Her lack of self-awareness wasn’t a big deal. It was annoying, but I could just ask her to move or deal with not being able to see. But when leaders have a similar lack of self-awareness it harms their organization and their reputation. 

Self-awareness is a non-negotiable for good leadership and a healthy organization.


You make messes without knowing it and someone will have to clean them up. 

The woman standing in front of me at the concert came about three inches from kicking over a drink I had sitting by my chair. In that case, a mess was narrowly averted, but leaders who are not self-aware can’t avoid making messes every time. You’ll inevitably hurt people’s feelings, make inappropriate comments, and sabotage great opportunities. Those messes will keep you from growth and success.

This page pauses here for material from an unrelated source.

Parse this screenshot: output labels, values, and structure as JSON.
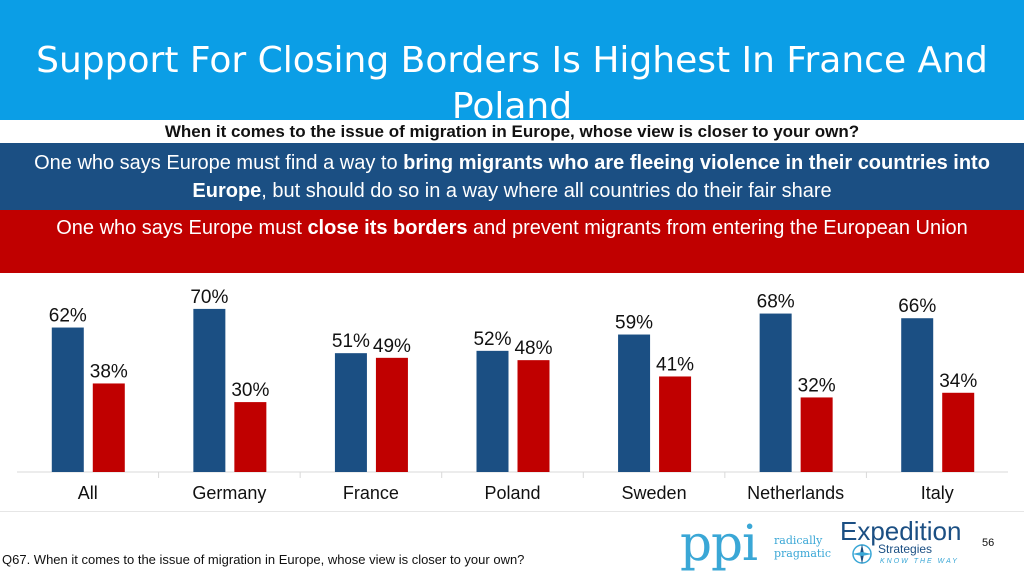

You come off as arrogant and people will be less excited about following you. 

My impression of the woman standing in front of me at the concert was that she was either so involved in her own world that she didn’t see what she was doing or that she knew she was blocking people and just didn’t care. Either way, what it communicated to me was “I am the most important person here.” People want to follow someone who is both confident and humble. Arrogant leaders lose respect over time and a lack of self-awareness communicates arrogance whether it’s true or not.

You contribute to creating negative environments that hold your organization back. 

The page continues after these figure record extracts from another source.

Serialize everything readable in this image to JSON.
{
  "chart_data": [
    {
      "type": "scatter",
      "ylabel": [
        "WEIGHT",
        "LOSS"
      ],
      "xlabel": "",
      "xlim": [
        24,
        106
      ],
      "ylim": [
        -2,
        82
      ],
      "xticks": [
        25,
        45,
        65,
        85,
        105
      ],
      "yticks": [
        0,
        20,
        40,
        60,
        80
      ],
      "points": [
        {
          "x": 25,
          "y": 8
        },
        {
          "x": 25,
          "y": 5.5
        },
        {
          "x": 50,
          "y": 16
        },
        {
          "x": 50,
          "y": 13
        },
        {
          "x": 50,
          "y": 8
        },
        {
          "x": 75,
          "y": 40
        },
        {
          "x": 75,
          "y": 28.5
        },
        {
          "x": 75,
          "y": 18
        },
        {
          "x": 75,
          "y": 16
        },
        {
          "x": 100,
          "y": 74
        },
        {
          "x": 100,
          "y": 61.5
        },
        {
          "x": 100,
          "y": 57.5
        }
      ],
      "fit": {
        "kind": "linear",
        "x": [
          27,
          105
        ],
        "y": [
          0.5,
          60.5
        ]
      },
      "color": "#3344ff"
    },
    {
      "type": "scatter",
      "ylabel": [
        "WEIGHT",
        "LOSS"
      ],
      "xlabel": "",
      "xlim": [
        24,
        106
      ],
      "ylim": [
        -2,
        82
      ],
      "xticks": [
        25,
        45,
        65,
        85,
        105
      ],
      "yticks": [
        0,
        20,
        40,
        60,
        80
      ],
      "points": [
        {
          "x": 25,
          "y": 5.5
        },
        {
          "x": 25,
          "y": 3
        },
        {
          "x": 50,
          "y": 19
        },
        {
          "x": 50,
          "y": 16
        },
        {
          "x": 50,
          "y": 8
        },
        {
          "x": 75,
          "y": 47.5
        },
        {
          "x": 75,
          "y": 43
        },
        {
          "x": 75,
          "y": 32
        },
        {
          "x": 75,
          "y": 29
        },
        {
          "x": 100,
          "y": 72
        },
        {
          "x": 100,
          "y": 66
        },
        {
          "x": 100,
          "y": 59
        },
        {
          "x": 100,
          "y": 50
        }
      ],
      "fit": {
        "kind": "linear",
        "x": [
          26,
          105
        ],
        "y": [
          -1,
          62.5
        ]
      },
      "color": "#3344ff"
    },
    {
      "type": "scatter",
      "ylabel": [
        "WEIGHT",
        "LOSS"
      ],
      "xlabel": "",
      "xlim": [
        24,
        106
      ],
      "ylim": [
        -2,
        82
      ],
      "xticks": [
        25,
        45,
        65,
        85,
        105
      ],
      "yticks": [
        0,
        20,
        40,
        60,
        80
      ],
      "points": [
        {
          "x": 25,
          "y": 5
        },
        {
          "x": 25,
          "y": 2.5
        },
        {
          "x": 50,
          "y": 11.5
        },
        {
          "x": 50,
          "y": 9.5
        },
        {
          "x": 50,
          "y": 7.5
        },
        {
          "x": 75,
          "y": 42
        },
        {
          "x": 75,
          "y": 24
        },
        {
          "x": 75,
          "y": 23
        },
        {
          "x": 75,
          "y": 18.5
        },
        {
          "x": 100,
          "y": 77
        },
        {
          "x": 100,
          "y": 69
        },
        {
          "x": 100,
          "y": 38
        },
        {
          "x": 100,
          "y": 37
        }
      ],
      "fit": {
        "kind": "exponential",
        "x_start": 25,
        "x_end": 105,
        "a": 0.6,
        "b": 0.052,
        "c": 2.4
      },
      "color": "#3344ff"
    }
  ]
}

My reaction to the woman standing in front of me was annoyance and frustration. This wasn’t something I thought about, it was just a reaction. This reaction introduced negativity into an otherwise positive situation. When leaders function with a lack of self awareness they’ll inevitably create negative environments because they raise the levels of annoyance, frustration, and even anger. A positive environment is essential to a healthy business and a lack of self-awareness can torpedo that.


You can own your stuff and that garners respect and buy-in. 

If that woman had turned around and said, “Oh, I’m so sorry that I was standing right in front of you!” the moment would have changed from negative to positive. My impression of her would have changed too. Being aware of your mistakes and shortcomings gives you the chance to respond to them appropriately. And a leader who is willing to own their stuff garners respect and buy-in from their employees, customers, and partners. 

You don’t have to be defensive and can sift out attacks from valid criticism. 

Part of being a great leader is the willingness to keep growing. When you’re not self-aware, any feedback about your work can feel like an attack–coming out of left field. The reality as a leader is that sometimes you will be attacked, but other times the feedback people give you is the pathway to growth. Being self-aware allows you to know the difference. You don’t have to be defensive about valid feedback because you already know your tendencies, and you’re able to dismiss attacks because you know they don’t fit.

You can be intentional about mitigating your weaknesses and maximizing your strengths.

Knowing your true strengths and weaknesses is liberating! For instance, if the woman at the concert knew she had a tendency to zero in on what she was doing and be unaware of what was going on around her, she could implement a practice of taking a breath to look around when she entered a new situation. When you’re aware of your tendencies as a leader you can take meaningful action to mitigate your weaknesses and maximize your strengths.


Before we get to three simple ways you can cultivate greater self-awareness, there’s a caveat. All of these take courage. You need to be able to receive honest feedback about yourself, face it without getting defensive, and not use it against people. If you go looking for self-awareness you have to have the courage to face what you find. But it is worth it! Here are three ways you can pursue self-awareness.

Ask one pointed question a day. 

Once a day ask someone a question about your leadership. “How did I come across in that meeting?” “What’s one way I could be a better leader?” “How would you describe my tone on that call?” There are two keys to making this effective. First, it needs to be a question about you. You’re not looking for feedback on your organization, you’re looking for feedback on you. Second, it should be an open-ended question. These questions don’t have yes or no answers and will give you much better information.

Pay attention to one reaction a day. 

When you’re in a meeting and you realize you’re angry, make a note of it and take a minute after the meeting to think about why. Do this whatever your reaction–excited, happy, frustrated, and beyond. Over time this will help you understand why you react the way you do and that knowledge is a wealth of self-awareness.

Do a leadership evaluation

This one is for the truly brave at heart. A full-fledged leadership evaluation will rely on feedback from the people who know you best and give you a detailed picture of yourself. Core Ventures offers a powerful leadership evaluation that pays big dividends for growth in self-awareness, but it’s not easy.

Growing in self-awareness can be daunting, but if you want to be an effective leader it’s non-negotiable. Otherwise you’ll find yourself constantly blocking people’s sight lines.